Contact all sites that are known to be at risk. Also, contact the Computer Emergency Response Team at their Internet site: cert@cert.org. Check all the sites in the domain, institution, etc. It's usually trivial for a intruder to get to another system by a simple rlogin if the two systems have a common subset of users (and using .rhosts to make the access easier).

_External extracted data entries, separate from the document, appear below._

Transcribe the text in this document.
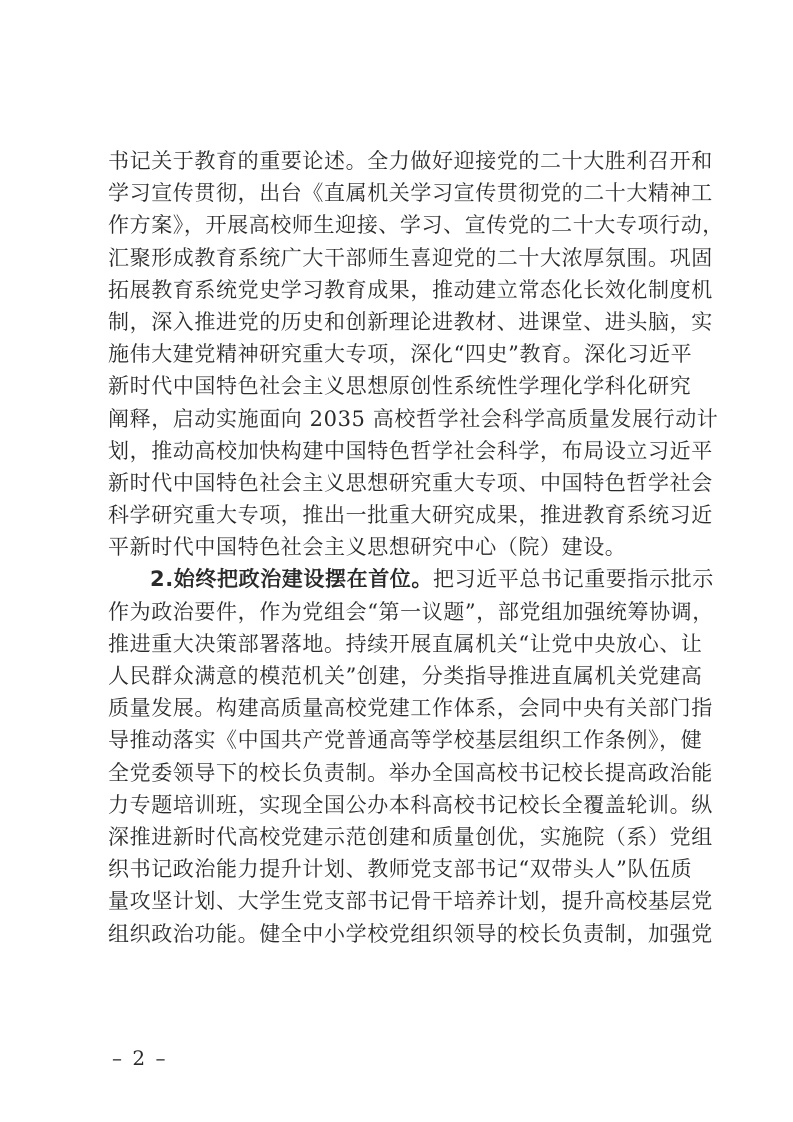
书记关于教育的重要论述。全力做好迎接党的二十大胜利召开和
学习宣传贯彻，出台《直属机关学习宣传贯彻党的二十大精神工
作方案》，开展高校师生迎接、学习、宣传党的二十大专项行动，
汇聚形成教育系统广大干部师生喜迎党的二十大浓厚氛围。巩固
拓展教育系统党史学习教育成果，推动建立常态化长效化制度机
制，深入推进党的历史和创新理论进教材、进课堂、进头脑，实
施伟大建党精神研究重大专项，深化“四史”教育。深化习近平
新时代中国特色社会主义思想原创性系统性学理化学科化研究
阐释，启动实施面向 2035 高校哲学社会科学高质量发展行动计
划，推动高校加快构建中国特色哲学社会科学，布局设立习近平
新时代中国特色社会主义思想研究重大专项、中国特色哲学社会
科学研究重大专项，推出一批重大研究成果，推进教育系统习近
平新时代中国特色社会主义思想研究中心（院）建设。
2.始终把政治建设摆在首位。把习近平总书记重要指示批示
作为政治要件，作为党组会“第一议题”，部党组加强统筹协调，
推进重大决策部署落地。持续开展直属机关“让党中央放心、让
人民群众满意的模范机关”创建，分类指导推进直属机关党建高
质量发展。构建高质量高校党建工作体系，会同中央有关部门指
导推动落实《中国共产党普通高等学校基层组织工作条例》，健
全党委领导下的校长负责制。举办全国高校书记校长提高政治能
力专题培训班，实现全国公办本科高校书记校长全覆盖轮训。纵
深推进新时代高校党建示范创建和质量创优，实施院（系）党组
织书记政治能力提升计划、教师党支部书记“双带头人”队伍质
量攻坚计划、大学生党支部书记骨干培养计划，提升高校基层党
组织政治功能。健全中小学校党组织领导的校长负责制，加强党
– 2 –
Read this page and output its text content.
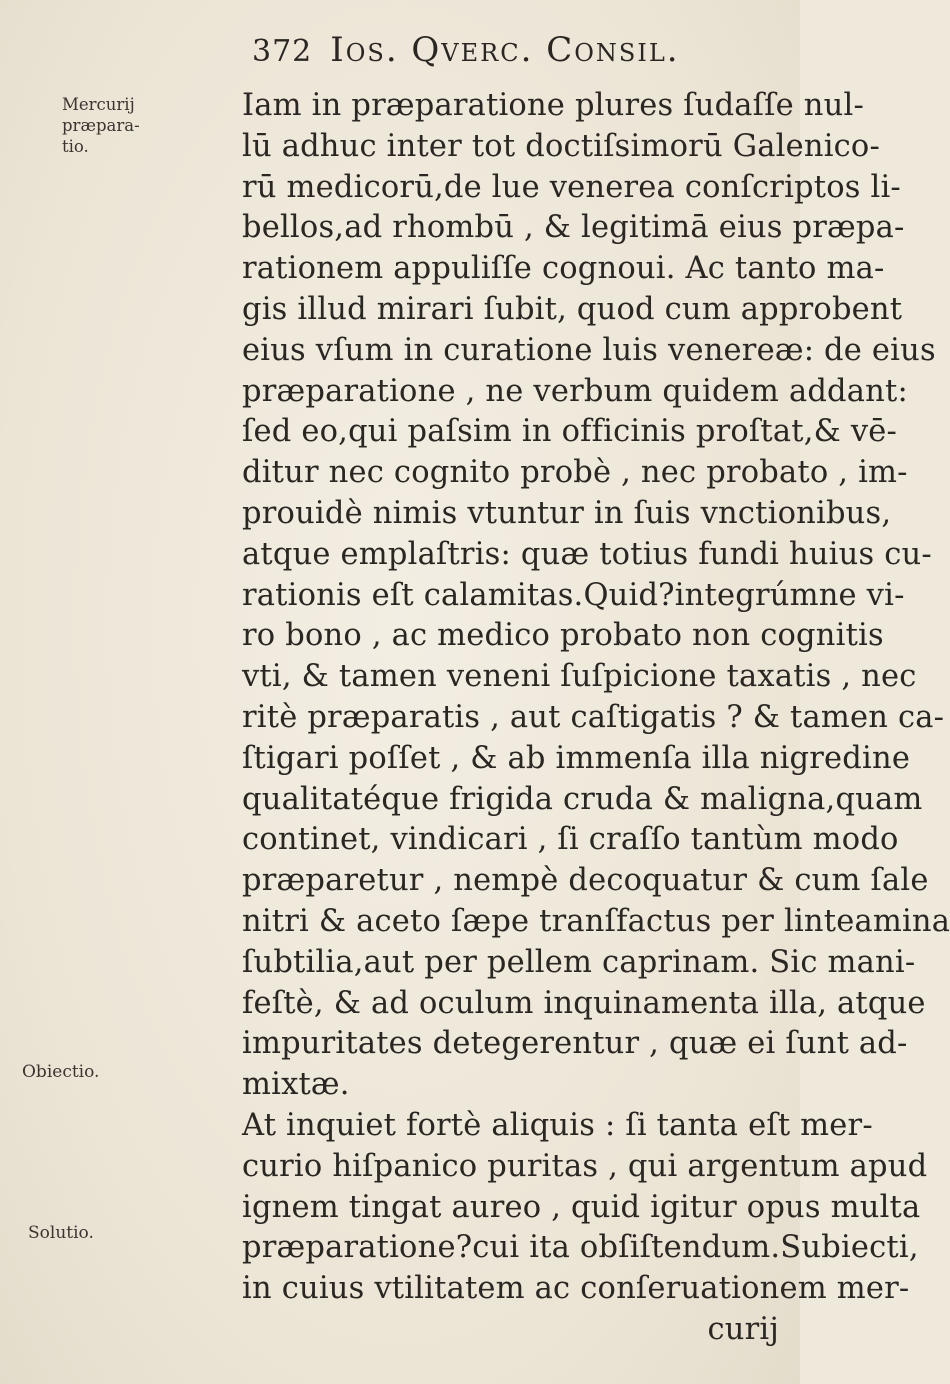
372 Ios. Qverc. Consil.
Mercurij
præpara-
tio.
Obiectio.
Solutio.
Iam in præparatione plures ſudaſſe nul-
lū adhuc inter tot doctiſsimorū Galenico-
rū medicorū,de lue venerea conſcriptos li-
bellos,ad rhombū , & legitimā eius præpa-
rationem appuliſſe cognoui. Ac tanto ma-
gis illud mirari ſubit, quod cum approbent
eius vſum in curatione luis venereæ: de eius
præparatione , ne verbum quidem addant:
ſed eo,qui paſsim in officinis proſtat,& vē-
ditur nec cognito probè , nec probato , im-
prouidè nimis vtuntur in ſuis vnctionibus,
atque emplaſtris: quæ totius fundi huius cu-
rationis eſt calamitas.Quid?integrúmne vi-
ro bono , ac medico probato non cognitis
vti, & tamen veneni ſuſpicione taxatis , nec
ritè præparatis , aut caſtigatis ? & tamen ca-
ſtigari poſſet , & ab immenſa illa nigredine
qualitatéque frigida cruda & maligna,quam
continet, vindicari , ſi craſſo tantùm modo
præparetur , nempè decoquatur & cum ſale
nitri & aceto ſæpe tranſfactus per linteamina
ſubtilia,aut per pellem caprinam. Sic mani-
feſtè, & ad oculum inquinamenta illa, atque
impuritates detegerentur , quæ ei ſunt ad-
mixtæ.
At inquiet fortè aliquis : ſi tanta eſt mer-
curio hiſpanico puritas , qui argentum apud
ignem tingat aureo , quid igitur opus multa
præparatione?cui ita obſiſtendum.Subiecti,
in cuius vtilitatem ac conſeruationem mer-
curij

A preventive measure for stopping many intruders from even attempting to break-in to a network is to install a firewall.

Effects: Firewalls can be expensive and filtering often slows down a network. When using a firewall, consider blocking nfs(port 2049/udp) and portmap(111/udp) on the router. The authentication and access controls of these protocols is often minimal. Also, consider blocking all udp ports except DNS and NTP ports, killing all source routing packets, and killing all IP-forwarding packets.